View Full Version : Web Pages receive a 404 error code



Flyinjs
11-15-2010, 04:07 PM
Hello,

Looking for some help with a CMS built web site. The "Index.php" page is the only one that all of the big three search engines pick up.

The other 36 pages are called up from a data base but for some reason they are getting crawler 404 errors?
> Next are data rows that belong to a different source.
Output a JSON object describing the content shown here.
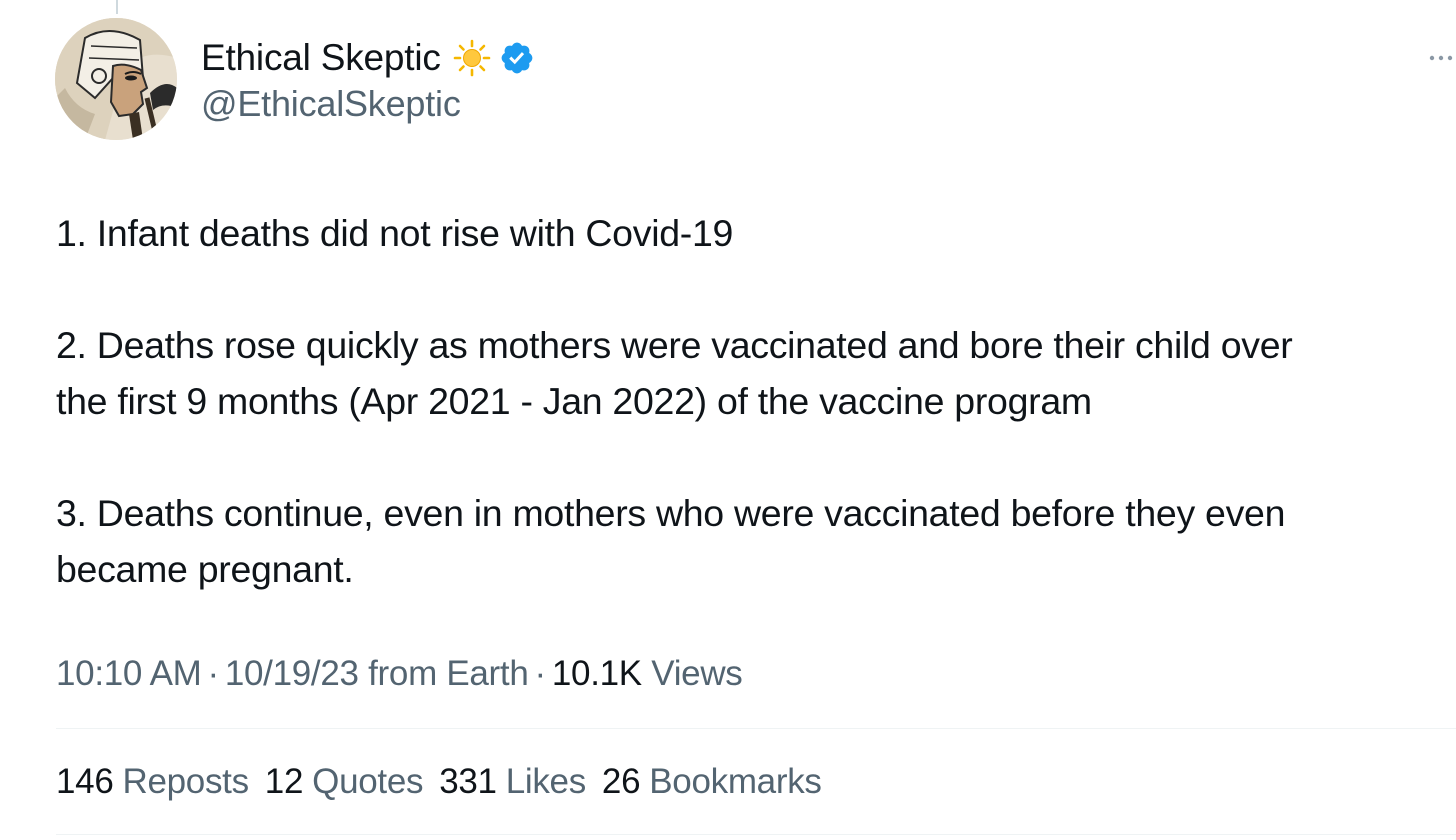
{
  "author": {
    "display_name": "Ethical Skeptic",
    "handle": "@EthicalSkeptic",
    "badges": [
      "sun-icon",
      "verified-icon"
    ]
  },
  "tweet": {
    "paragraphs": [
      "1.  Infant deaths did not rise with Covid-19",
      "2. Deaths rose quickly as mothers were vaccinated and bore their child over\nthe first 9 months (Apr 2021 - Jan 2022) of the vaccine program",
      "3. Deaths continue, even in mothers who were vaccinated before they even\nbecame pregnant."
    ]
  },
  "meta": {
    "time": "10:10 AM",
    "separator": "·",
    "date": "10/19/23",
    "location": "from Earth",
    "views_count": "10.1K",
    "views_label": "Views"
  },
  "stats": [
    {
      "count": "146",
      "label": "Reposts"
    },
    {
      "count": "12",
      "label": "Quotes"
    },
    {
      "count": "331",
      "label": "Likes"
    },
    {
      "count": "26",
      "label": "Bookmarks"
    }
  ],
  "colors": {
    "text_primary": "#0f1419",
    "text_secondary": "#536471",
    "verified_blue": "#1d9bf0",
    "sun_yellow": "#f4c430",
    "divider": "#eff3f4"
  },
  "icons": {
    "more": "more-horizontal-icon"
  }
}
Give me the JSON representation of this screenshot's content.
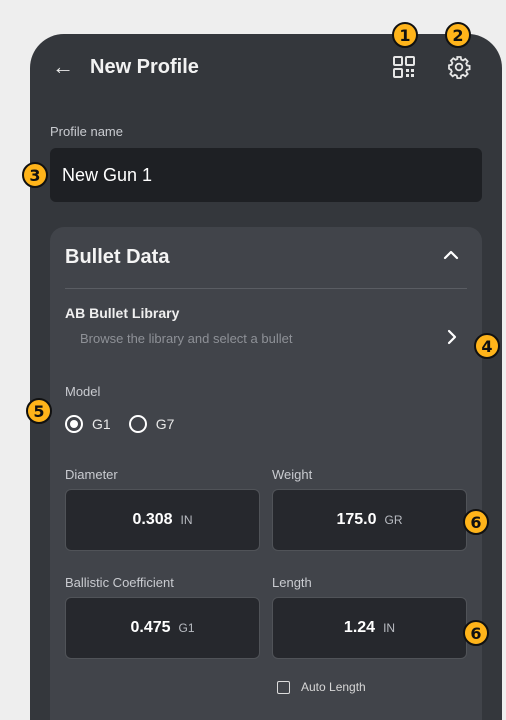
{
  "header": {
    "back_icon": "arrow-left-icon",
    "title": "New Profile",
    "qr_icon": "qr-code-icon",
    "settings_icon": "gear-icon"
  },
  "profile": {
    "label": "Profile name",
    "value": "New Gun 1"
  },
  "bullet_card": {
    "title": "Bullet Data",
    "library_title": "AB Bullet Library",
    "library_subtitle": "Browse the library and select a bullet",
    "model_label": "Model",
    "models": [
      {
        "label": "G1",
        "selected": true
      },
      {
        "label": "G7",
        "selected": false
      }
    ],
    "fields": [
      {
        "label": "Diameter",
        "value": "0.308",
        "unit": "IN"
      },
      {
        "label": "Weight",
        "value": "175.0",
        "unit": "GR"
      },
      {
        "label": "Ballistic Coefficient",
        "value": "0.475",
        "unit": "G1"
      },
      {
        "label": "Length",
        "value": "1.24",
        "unit": "IN"
      }
    ],
    "auto_length_label": "Auto Length",
    "auto_length_checked": false
  },
  "annotations": [
    "1",
    "2",
    "3",
    "4",
    "5",
    "6",
    "6"
  ],
  "colors": {
    "screen_bg": "#34373c",
    "card_bg": "#41444a",
    "input_bg": "#1e2024",
    "badge": "#ffb41a"
  }
}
The pages are there when I pull up the home page. Can anyone please tell me what the problem could be?

Jean-Luc
11-15-2010, 05:04 PM
Hello,

It would be easier to help with one of these URL's that return a 404 to crawlers.

Jean-Luc

Lorel509
11-17-2010, 08:43 PM
Do the URLs contain capitals like you wrote out for Index.html? If so that might be the problem.

Flyinjs
11-18-2010, 09:18 PM
Jean-Luc,

here is one of the web pages that come 404 wwwendlessmedscom/vet.html I tried the broken link checker that you provided and it still comes up errors when the darn pages are really there???
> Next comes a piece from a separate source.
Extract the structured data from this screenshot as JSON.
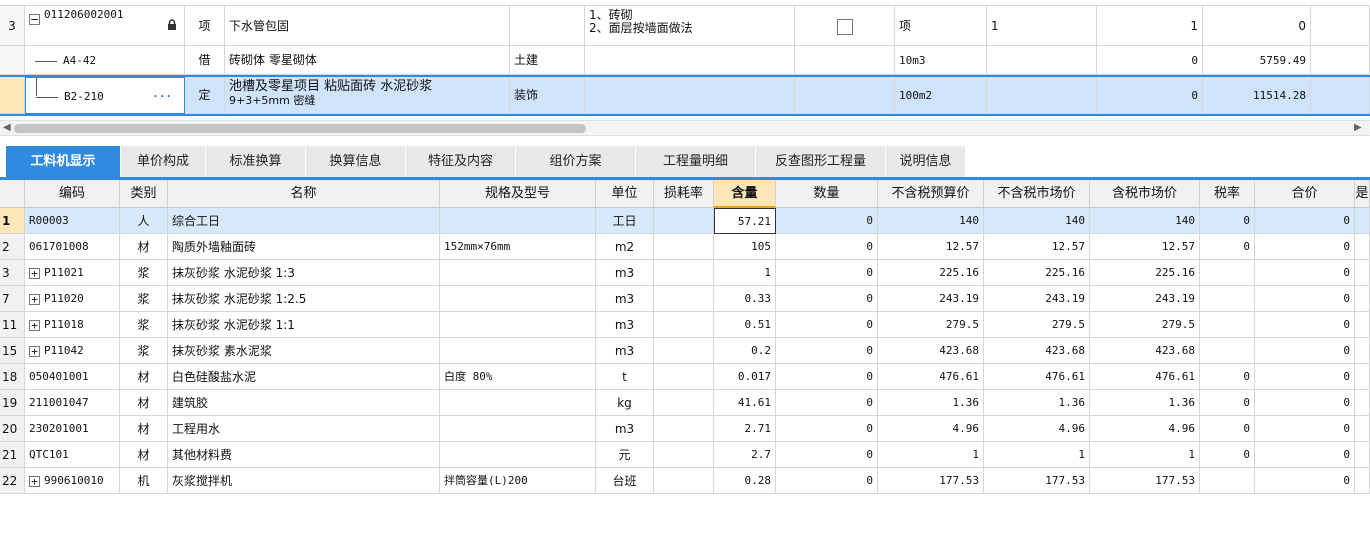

sorry it will not let me send a URL so I just took out the dots

No, the url's do not contain capitals. I looked your site over and was impressed!

wige
11-22-2010, 11:57 AM
My guess is that the server has a protection mode that blocks certain user agents, responding with an Error404 message when the user agent matches something on the blacklist (or, the system may use a whitelist). My advice if this is a shared host would be to contact the hosting company and have them check the system to see what bots are being blocked.

williamc
11-22-2010, 12:02 PM
It is saying they are 404's because, surprise, they ARE 404's:

[root@delta1 ~]# lynx -head 'http://www.endlessmeds.com/vet.html'
HTTP/1.1 404 Not Found
Date: Mon, 22 Nov 2010 17:01:06 GMT
Content-Type: text/html
Connection: close
Server: Apache/Nginx/Varnish
Content-Length: 35798

williamc
11-22-2010, 12:05 PM
Even assuming it is an issue with UA, I tried:

lynx -head 'http://www.endlessmeds.com/vet.html' -useragent='Mozilla/5.0 (Windows; U; Windows NT 6.1; en-US; rv:1.9.1b2) Gecko/20081201 Firefox/3.1b2'

as well as a IE7 UA with the same results. They are blocking something, but I don't see what. Time for a new hosting company or a new CMS.